Dans son ouvrage, elle a usé des mots mais aussi des dessins pour raconter son parcours. “A mon réveil du coma, dessiner a été mon seul moyen de communication”, explique Floreine Laurent. Pourtant, elle n’avait jamais dessiné avant l’accident. Une conséquence encore inexplicable pour cette autodidacte qui ira même parfaire pendant un an ce nouveau talent au sein de l’Ecole du Louvres à Paris. Avant de devenir un livre, “C’est pas ma faute” a d’ailleurs failli être une bande dessinée. “Mais quand je suis arrivée à la huitième page, je me suis rendu compte que ce serait trop long”. Cependant, après ces premiers dessins, lui sont arrivés les mots. Et elle a commencé ainsi à écrire son histoire.

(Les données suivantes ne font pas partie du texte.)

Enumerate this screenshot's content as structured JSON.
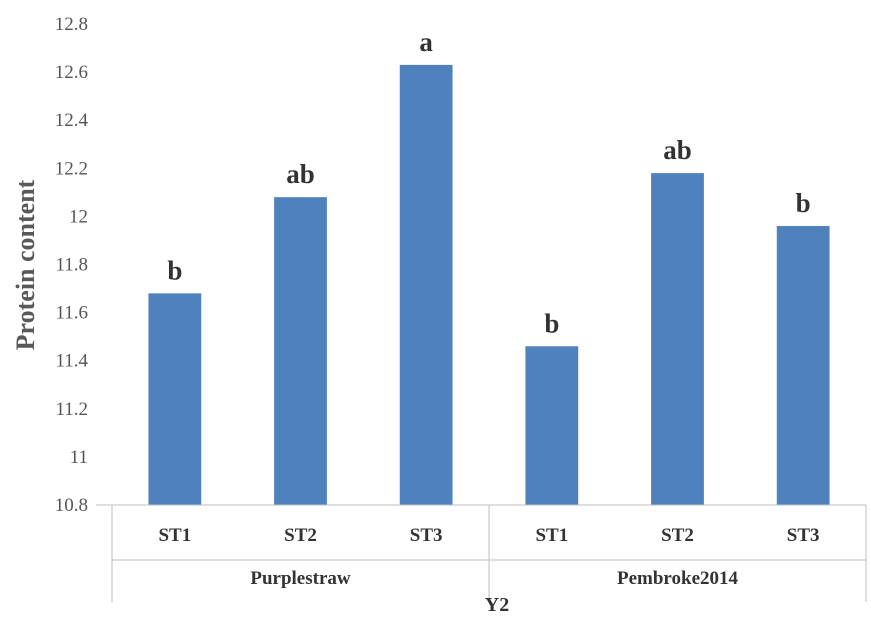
{
  "chart_data": {
    "type": "bar",
    "title": "",
    "xlabel": "Y2",
    "ylabel": "Protein content",
    "ylim": [
      10.8,
      12.8
    ],
    "yticks": [
      "10.8",
      "11",
      "11.2",
      "11.4",
      "11.6",
      "11.8",
      "12",
      "12.2",
      "12.4",
      "12.6",
      "12.8"
    ],
    "grid": false,
    "legend": "none",
    "groups": [
      {
        "name": "Purplestraw",
        "categories": [
          "ST1",
          "ST2",
          "ST3"
        ],
        "values": [
          11.68,
          12.08,
          12.63
        ],
        "labels": [
          "b",
          "ab",
          "a"
        ]
      },
      {
        "name": "Pembroke2014",
        "categories": [
          "ST1",
          "ST2",
          "ST3"
        ],
        "values": [
          11.46,
          12.18,
          11.96
        ],
        "labels": [
          "b",
          "ab",
          "b"
        ]
      }
    ],
    "colors": {
      "bar": "#4f81bd",
      "axis": "#bfbfbf"
    }
  }
}
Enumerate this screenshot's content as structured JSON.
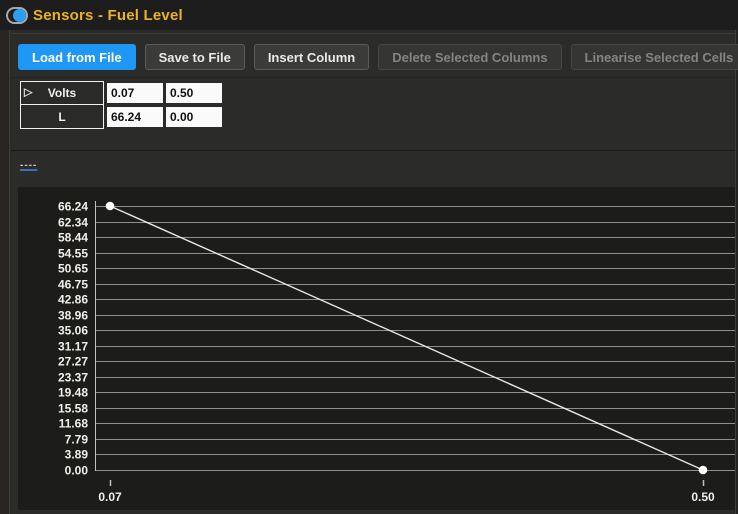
{
  "titlebar": {
    "title": "Sensors - Fuel Level",
    "icon": "toggle-circle-icon"
  },
  "toolbar": {
    "buttons": [
      {
        "label": "Load from File",
        "state": "primary"
      },
      {
        "label": "Save to File",
        "state": "normal"
      },
      {
        "label": "Insert Column",
        "state": "normal"
      },
      {
        "label": "Delete Selected Columns",
        "state": "disabled"
      },
      {
        "label": "Linearise Selected Cells",
        "state": "disabled"
      }
    ]
  },
  "table": {
    "expander_glyph": "▷",
    "rows": [
      {
        "header": "Volts",
        "cells": [
          "0.07",
          "0.50"
        ]
      },
      {
        "header": "L",
        "cells": [
          "66.24",
          "0.00"
        ]
      }
    ]
  },
  "separator_text": "----",
  "colors": {
    "title_text": "#eab41e",
    "primary_button": "#1f97f4",
    "selection_blue": "#2a9df4"
  },
  "chart_data": {
    "type": "line",
    "title": "",
    "x": [
      0.07,
      0.5
    ],
    "y": [
      66.24,
      0.0
    ],
    "x_tick_labels": [
      "0.07",
      "0.50"
    ],
    "y_tick_labels": [
      "66.24",
      "62.34",
      "58.44",
      "54.55",
      "50.65",
      "46.75",
      "42.86",
      "38.96",
      "35.06",
      "31.17",
      "27.27",
      "23.37",
      "19.48",
      "15.58",
      "11.68",
      "7.79",
      "3.89",
      "0.00"
    ],
    "xlim": [
      0.07,
      0.5
    ],
    "ylim": [
      0,
      66.24
    ],
    "grid": true,
    "legend": false,
    "colors": {
      "grid": "#8f8f8f",
      "axis": "#c0c0c0",
      "line": "#e6e6e6",
      "marker": "#ffffff",
      "tick_label": "#f2efe9"
    }
  }
}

Quand on lui demande comment elle a fait preuve d’une si grande résilience après son accident, la Française, installée à Londres depuis 7 ans après une expatriation au Bahreïn où elle avait d’ailleurs assuré le graphisme d’un livre de recettes, confesse que tout n’a pas été si facile. “Quand je suis sortie de l’hôpital, je ne pesais que 31 kilos et je devais tout réapprendre. Alors oui, c’est arrivé plusieurs fois d’ailleurs d’avoir envie de tout arrêter”, confie Floreine Laurent. Mais c’était sans compter “la petite lumière” qui la suivait depuis son coma. “A chaque fois que je voulais baisser les bras, elle était là pour me dire de me battre pour ma famille”.

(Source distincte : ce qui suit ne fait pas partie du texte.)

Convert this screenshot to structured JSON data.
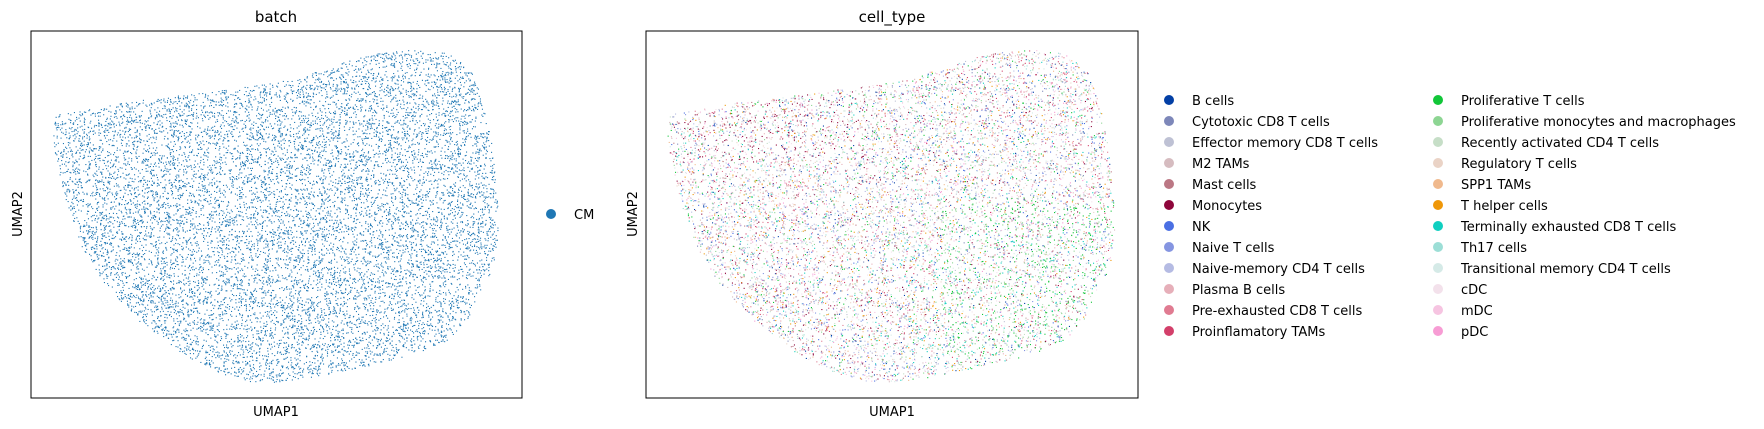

Dans son livre, elle écrit d’ailleurs en introduction : “Pour lutter contre la douleur, il y a trois trucs à ne pas lâcher : l’équilibre (surtout dans mon cas), la confiance et les projets. Je voulais être forte, j’ai regardé les autres et… j’avais de la chance, j’avais dix-neuf ans et donc le temps”. Si elle a décidé de publier “C’est pas ma faute”, c’est, dit-elle, “pour témoigner et donner la force d’avancer à ceux à qui cela a pu arriver”. Faire naître l’espoir, expliquer qu’il faut provoquer sa chance, s’accrocher, c’est aussi le message qu’elle espère faire passer. Mais aussi peut-être apprendre à pardonner. Elle l’a réussi à le faire à l’égard de l’autre conducteur impliqué dans l’accident. “On ne saura jamais qui était en tort et ce qui s’est vraiment passé ce matin-là”.
Floreine Laurent a donc écrit, depuis, un nouveau chapitre de sa vie. Et cette expérience “positive” d’écriture de son premier livre lui donne déjà envie d’en publier un second à l’avenir. Mais avant, elle sera à la Librairie La Page samedi 24 avril pour une séance de dédicace et de rencontre – avec distanciation sociale évidemment – avec les lecteurs.